Bu noktada, 19 Mart’taki yargı darbesinin bir miktar faillerinin elinde patladığını söylesek yanlış olmaz. Bu darbeyi gerçekleştirenler, amaçları bu olduğu halde, CHP’ye ve İBB’ye kayyum atayamadılar. İmamoğlu’nu tutuklamaları ise toplumda destek bulmadığı gibi rejim içerisinde bile belli bir tepkiyle karşılandı. Ekonomi üzerinde yaratılan tahribatın detaylarına girmiyorum bile.

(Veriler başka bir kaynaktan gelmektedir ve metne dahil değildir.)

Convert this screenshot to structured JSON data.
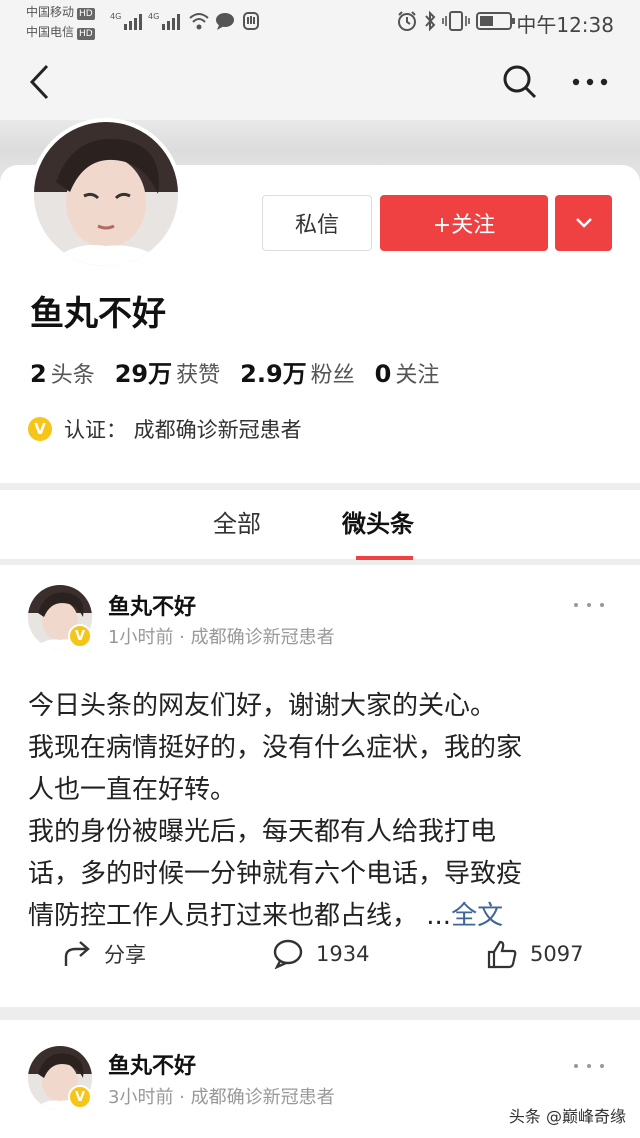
{
  "status_bar": {
    "carrier1": "中国移动",
    "carrier2": "中国电信",
    "hd": "HD",
    "net1": "4G",
    "net2": "4G",
    "time": "中午12:38",
    "icons": [
      "alarm-icon",
      "bluetooth-icon",
      "vibrate-icon",
      "battery-icon"
    ]
  },
  "nav": {
    "icons": [
      "back-icon",
      "search-icon",
      "more-icon"
    ]
  },
  "profile": {
    "message_button": "私信",
    "follow_button": "+关注",
    "username": "鱼丸不好",
    "stats": [
      {
        "value": "2",
        "label": "头条"
      },
      {
        "value": "29万",
        "label": "获赞"
      },
      {
        "value": "2.9万",
        "label": "粉丝"
      },
      {
        "value": "0",
        "label": "关注"
      }
    ],
    "verify_badge": "V",
    "verification": "认证： 成都确诊新冠患者"
  },
  "tabs": [
    {
      "label": "全部",
      "active": false
    },
    {
      "label": "微头条",
      "active": true
    }
  ],
  "colors": {
    "accent": "#f04142",
    "badge": "#f5c518",
    "link": "#406599"
  },
  "posts": [
    {
      "author": "鱼丸不好",
      "meta": "1小时前 · 成都确诊新冠患者",
      "lines": [
        "今日头条的网友们好，谢谢大家的关心。",
        "我现在病情挺好的，没有什么症状，我的家",
        "人也一直在好转。",
        "我的身份被曝光后，每天都有人给我打电",
        "话，多的时候一分钟就有六个电话，导致疫",
        "情防控工作人员打过来也都占线，"
      ],
      "ellipsis": "...",
      "more": "全文",
      "share": "分享",
      "comments": "1934",
      "likes": "5097"
    },
    {
      "author": "鱼丸不好",
      "meta": "3小时前 · 成都确诊新冠患者"
    }
  ],
  "watermark": "头条 @巅峰奇缘"
}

Kuru stabil tutmak için 50 milyara yakın dolar yakıldığı gibi dün Merkez Bankası tekrardan faiz artırmak zorunda kaldı.
Bu “elde patlama” durumu ise aslında muhalefetin gösterdiği dirençle doğrudan bağlantılı. Eğer CHP ve muhalif taban sürecin başından beri güçlü bir direnç göstermese idi, Cumhur İttifakı’nda herhangi bir çatlak da olmayacaktı. Bu belki şu aşamada büyük bir çatlak değil ama eğer muhalefetin direnci sürerse çatlakların artması ve genişlemesi muhtemel.

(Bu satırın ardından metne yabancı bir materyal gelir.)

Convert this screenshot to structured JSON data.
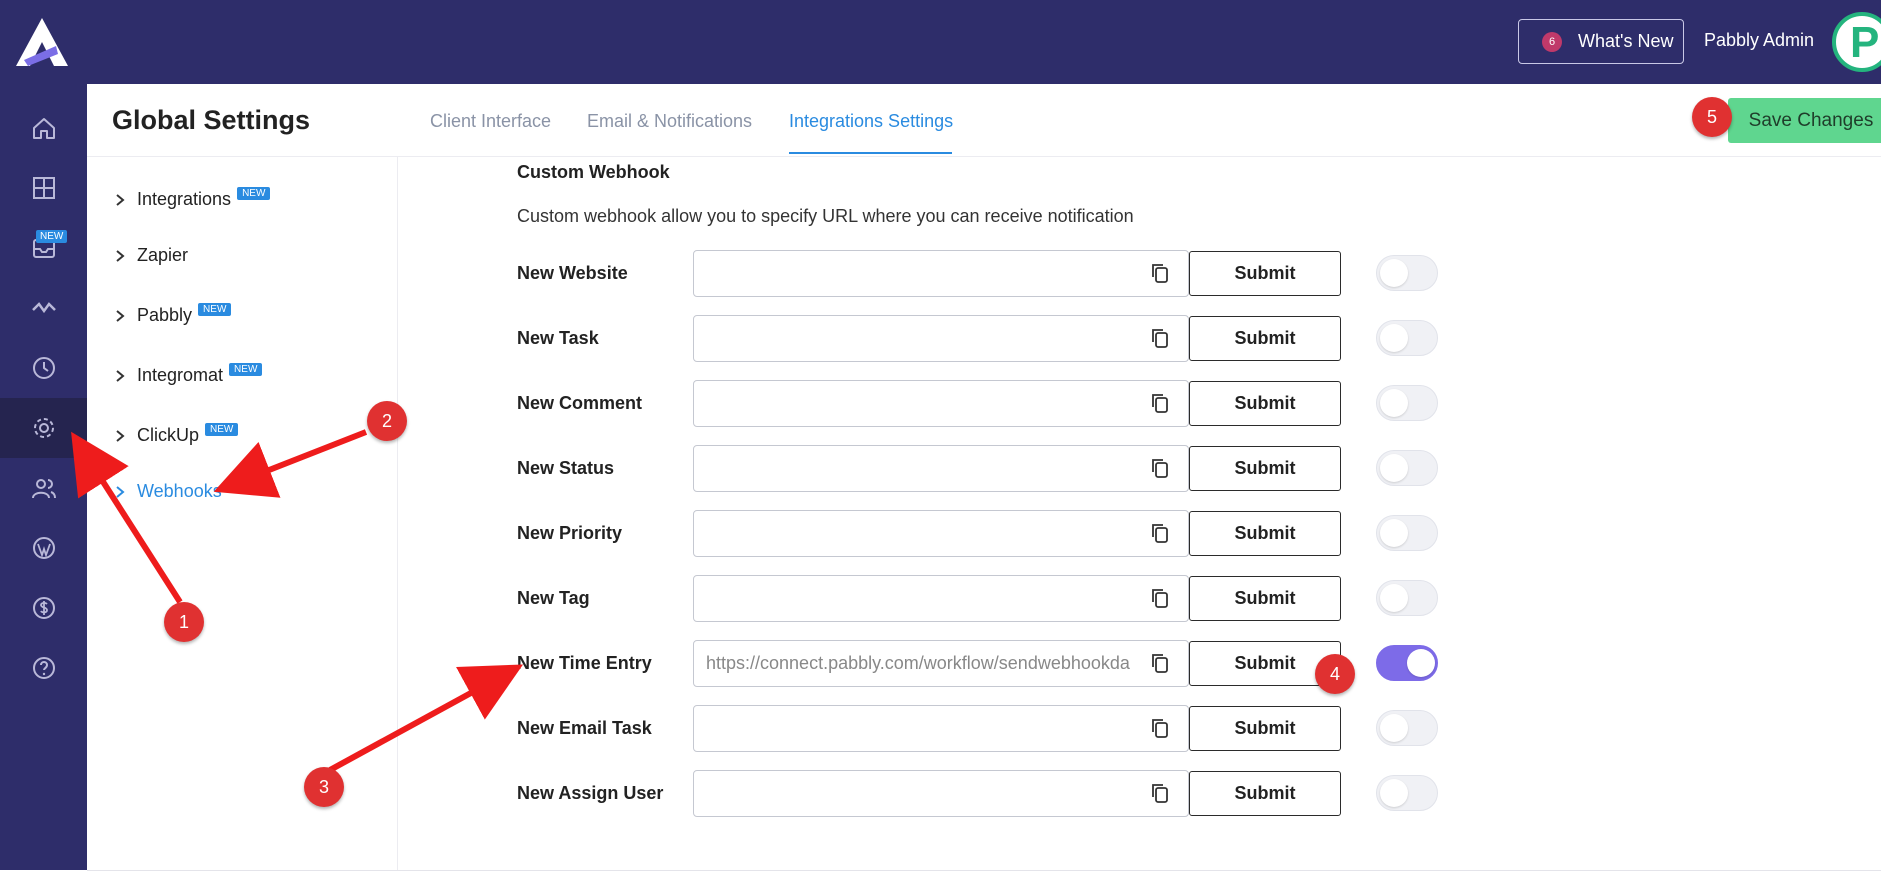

Öte yandan, Bahçeli’nin süreçle ilgili rahatsızlığını ve çözüm sürecine verdiği önemi gören Özel ve İmamoğlu, özellikle bu hat üzerinden kendilerine bir strateji belirlemiş gibi gözüküyor. Bu noktada Özel’in Bahçeli’ye yönelik “3T” teklifi dikkate değer. Özel, çözüm sürecine CHP’nin destek olması karşılığında İmamoğlu’nun tutuksuz yargılanması ve davaların TRT’den yayınlanmasını istiyor. Bahçeli, şimdiye dek bu teklife bir yanıt vermiş değil.
Geçen hafta söylediğim gibi, 19 Mart’ta Türkiye gelecek yıllar için belirleyici olacak oldukça kritik bir sürecin içerisine girdi. Türkiye siyaseti adım adım bir hesaplaşmaya doğru gidiyor. Bu süreçten ya bir rejim değişikliği, yani devrim, ya da bir diktatörlük çıkacak. Zira, bu saatten sonra ikisinin arası olabilirmiş gibi durmuyor.